Frühwirth made his debut at the Salzburg Festival in 2004, performing with pianist Henri Sigfridsson music of the 20th century, music from Korngold's opera Das Wunder der Heliane, the Sonata in D by Hans Gál, William Walton's Toccata (1922/23), Korngold's Suite from his incidental music to Much Ado About Nothing, Op. 11 (1916), and Ernst Krenek's first Violin Sonata, Op. 3 (1919). The duo performed some of these works for a recording titled Trails of Creativity, featuring music from the interwar period. Frühwirth has played at international festivals such as Schleswig-Holstein Musik Festival and Cheltenham Festival. As a chamber music player, he has worked with Jörg Widmann, Alfredo Perl and Adrian Brendel, among others. He is the first violinist of the Klenze Quartett, Munich.

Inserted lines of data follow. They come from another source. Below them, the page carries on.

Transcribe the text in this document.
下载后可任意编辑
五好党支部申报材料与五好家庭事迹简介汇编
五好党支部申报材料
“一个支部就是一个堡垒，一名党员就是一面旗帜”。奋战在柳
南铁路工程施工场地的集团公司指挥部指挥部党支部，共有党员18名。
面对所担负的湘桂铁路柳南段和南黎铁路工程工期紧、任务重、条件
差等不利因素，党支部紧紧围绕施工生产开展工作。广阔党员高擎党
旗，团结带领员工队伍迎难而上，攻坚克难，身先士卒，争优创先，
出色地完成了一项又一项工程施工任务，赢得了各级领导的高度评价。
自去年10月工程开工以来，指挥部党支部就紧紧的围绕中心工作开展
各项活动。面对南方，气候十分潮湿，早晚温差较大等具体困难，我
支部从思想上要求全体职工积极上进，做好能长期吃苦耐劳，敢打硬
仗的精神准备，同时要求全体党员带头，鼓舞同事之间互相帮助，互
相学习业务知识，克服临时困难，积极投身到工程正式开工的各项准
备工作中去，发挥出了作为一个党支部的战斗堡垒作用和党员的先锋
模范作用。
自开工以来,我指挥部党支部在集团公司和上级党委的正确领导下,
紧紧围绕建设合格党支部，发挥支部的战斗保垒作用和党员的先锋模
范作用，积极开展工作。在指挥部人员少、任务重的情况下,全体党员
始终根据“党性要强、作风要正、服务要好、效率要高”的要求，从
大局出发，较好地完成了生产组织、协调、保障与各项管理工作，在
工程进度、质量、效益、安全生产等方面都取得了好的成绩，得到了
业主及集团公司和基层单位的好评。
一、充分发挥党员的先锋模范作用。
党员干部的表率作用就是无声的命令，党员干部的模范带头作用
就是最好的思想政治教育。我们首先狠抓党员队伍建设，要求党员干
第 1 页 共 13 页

In 2013, he recorded music for violin and piano by Nikolai Rakov, including three sonatas, with Milana Chernyavska. Barry Brenesal noted in Fanfare about this only recording of the music: "Frühwirth has a lean, sleekly attractive tone. He negotiates Rakov’s moderate figurations without problems, and demonstrates a convincing grasp of Rakov’s phrasing and big-hearted manner." In 2015, he participated in a concert in Landsberg am Lech of English chamber music, including the String Sextet, Op. 1, by Graham Waterhouse.

Frühwirth has given master classes internationally, including the UCSI University in Manila. He plays on a Stradivari instrument from 1707 called "ex-Brüstlein", on loan from Oesterreichische Nationalbank.